Tuesday, August 02, 2005
I'm finally back from a long break of busy schedules. But it's not like my schedules are any less tight. Just that two tests are just over (yest and today) and decided I would give myself some breathing space. Sigh, another two tests on Friday. Maybe I shouldn't be complaining, because in comparison to some other classes the amount of stress burdened on us is rather little. One test per term. But in addition to the sia killers, it's needless to mention the torture school is putting us through. One sia presentation is nearing and guess what, I have not reach even half of the whole project! Research, report, product, ALL undone. I should go and brainstorm for some excuses to not be able to churn out everything by then.
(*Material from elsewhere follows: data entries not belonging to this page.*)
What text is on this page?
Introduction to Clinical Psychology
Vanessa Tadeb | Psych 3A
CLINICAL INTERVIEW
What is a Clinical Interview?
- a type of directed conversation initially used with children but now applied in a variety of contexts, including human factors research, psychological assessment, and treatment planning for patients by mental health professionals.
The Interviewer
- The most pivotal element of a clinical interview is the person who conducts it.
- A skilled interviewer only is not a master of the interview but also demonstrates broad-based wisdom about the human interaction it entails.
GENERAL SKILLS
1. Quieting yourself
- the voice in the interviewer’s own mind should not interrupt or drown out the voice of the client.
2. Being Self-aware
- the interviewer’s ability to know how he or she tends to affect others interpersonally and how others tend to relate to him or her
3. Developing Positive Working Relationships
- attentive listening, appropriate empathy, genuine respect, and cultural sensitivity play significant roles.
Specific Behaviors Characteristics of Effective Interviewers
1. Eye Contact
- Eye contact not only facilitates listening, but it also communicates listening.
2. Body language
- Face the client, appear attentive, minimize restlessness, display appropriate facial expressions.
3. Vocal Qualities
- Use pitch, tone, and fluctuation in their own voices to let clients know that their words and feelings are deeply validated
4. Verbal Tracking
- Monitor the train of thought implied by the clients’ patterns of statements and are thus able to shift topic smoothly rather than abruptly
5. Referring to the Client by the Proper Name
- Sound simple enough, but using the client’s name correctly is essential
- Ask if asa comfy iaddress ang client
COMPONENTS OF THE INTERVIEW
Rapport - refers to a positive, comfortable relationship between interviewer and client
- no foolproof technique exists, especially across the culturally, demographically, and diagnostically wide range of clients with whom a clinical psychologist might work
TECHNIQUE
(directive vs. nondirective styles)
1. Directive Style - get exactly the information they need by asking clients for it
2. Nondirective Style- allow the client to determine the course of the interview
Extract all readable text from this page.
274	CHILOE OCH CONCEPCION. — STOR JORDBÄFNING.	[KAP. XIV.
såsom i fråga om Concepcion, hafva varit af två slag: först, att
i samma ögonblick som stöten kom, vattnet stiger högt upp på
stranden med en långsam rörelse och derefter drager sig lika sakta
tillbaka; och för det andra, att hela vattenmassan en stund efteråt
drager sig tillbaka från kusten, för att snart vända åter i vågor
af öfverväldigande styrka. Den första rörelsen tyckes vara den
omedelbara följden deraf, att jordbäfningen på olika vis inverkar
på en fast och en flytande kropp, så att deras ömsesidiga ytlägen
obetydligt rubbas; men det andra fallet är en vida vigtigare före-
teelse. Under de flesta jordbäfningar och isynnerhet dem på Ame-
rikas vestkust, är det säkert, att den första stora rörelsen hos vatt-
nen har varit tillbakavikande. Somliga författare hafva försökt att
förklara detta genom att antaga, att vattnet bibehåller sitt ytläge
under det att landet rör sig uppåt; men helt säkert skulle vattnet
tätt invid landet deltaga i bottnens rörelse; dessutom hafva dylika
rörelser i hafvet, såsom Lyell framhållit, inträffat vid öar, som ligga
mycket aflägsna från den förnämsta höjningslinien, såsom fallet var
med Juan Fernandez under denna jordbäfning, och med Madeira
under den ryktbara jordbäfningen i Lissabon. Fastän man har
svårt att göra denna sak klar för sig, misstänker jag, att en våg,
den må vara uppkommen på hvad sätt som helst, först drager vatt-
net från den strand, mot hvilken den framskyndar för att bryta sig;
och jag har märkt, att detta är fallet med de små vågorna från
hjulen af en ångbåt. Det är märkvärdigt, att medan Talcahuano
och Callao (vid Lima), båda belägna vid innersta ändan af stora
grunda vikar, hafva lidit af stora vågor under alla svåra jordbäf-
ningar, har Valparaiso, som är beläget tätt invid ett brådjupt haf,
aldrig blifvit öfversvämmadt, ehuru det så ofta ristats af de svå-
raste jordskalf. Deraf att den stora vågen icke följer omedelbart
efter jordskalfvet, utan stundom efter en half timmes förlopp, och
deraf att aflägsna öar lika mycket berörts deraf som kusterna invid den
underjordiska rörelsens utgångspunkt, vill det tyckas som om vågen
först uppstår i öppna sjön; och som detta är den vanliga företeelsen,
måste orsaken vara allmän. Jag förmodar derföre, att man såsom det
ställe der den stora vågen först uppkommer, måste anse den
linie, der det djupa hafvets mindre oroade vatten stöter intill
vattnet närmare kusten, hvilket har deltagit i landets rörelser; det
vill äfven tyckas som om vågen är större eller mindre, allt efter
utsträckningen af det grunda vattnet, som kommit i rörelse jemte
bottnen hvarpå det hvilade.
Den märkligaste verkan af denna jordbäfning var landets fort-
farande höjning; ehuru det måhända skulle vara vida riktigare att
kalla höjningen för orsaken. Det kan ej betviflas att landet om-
For the past two years, since sec2, I have been hooked onto online games. I can play up to 8 hours a day, each day of the week, unless I have something on. Games like gunbound and maplestory. They're such wonderful fantastic inventions! The Japanese and Koreans are really good at such things. But since beginning of this year, I have not touched any of them, unfortunately, due to some administration problems. I tried to salvage the situation but to no avail, so eventually I gave up. Just today wy reminded me of maplestory and my passion for it seems to have rekindled. Like a light bulb just lit above my head, I think I know the root of the problem to the inaccessibilty of the game. I've therefore made up my mind to try at it again.
Somehow as I type this post there is an internal psychological dilemma within me. Part of my mind tells me I have to keep working (anything other than slacking like now) because it's not holiday yet (still a loooong way to go) and the other part of my mind effectively foresees the upcoming holidays and transports it to the present. It's a hard choice. Well, I would choose not to ponder over it. Finish this crappy post, slack abit more, and back to the mundane life. How mechanical. Sigh.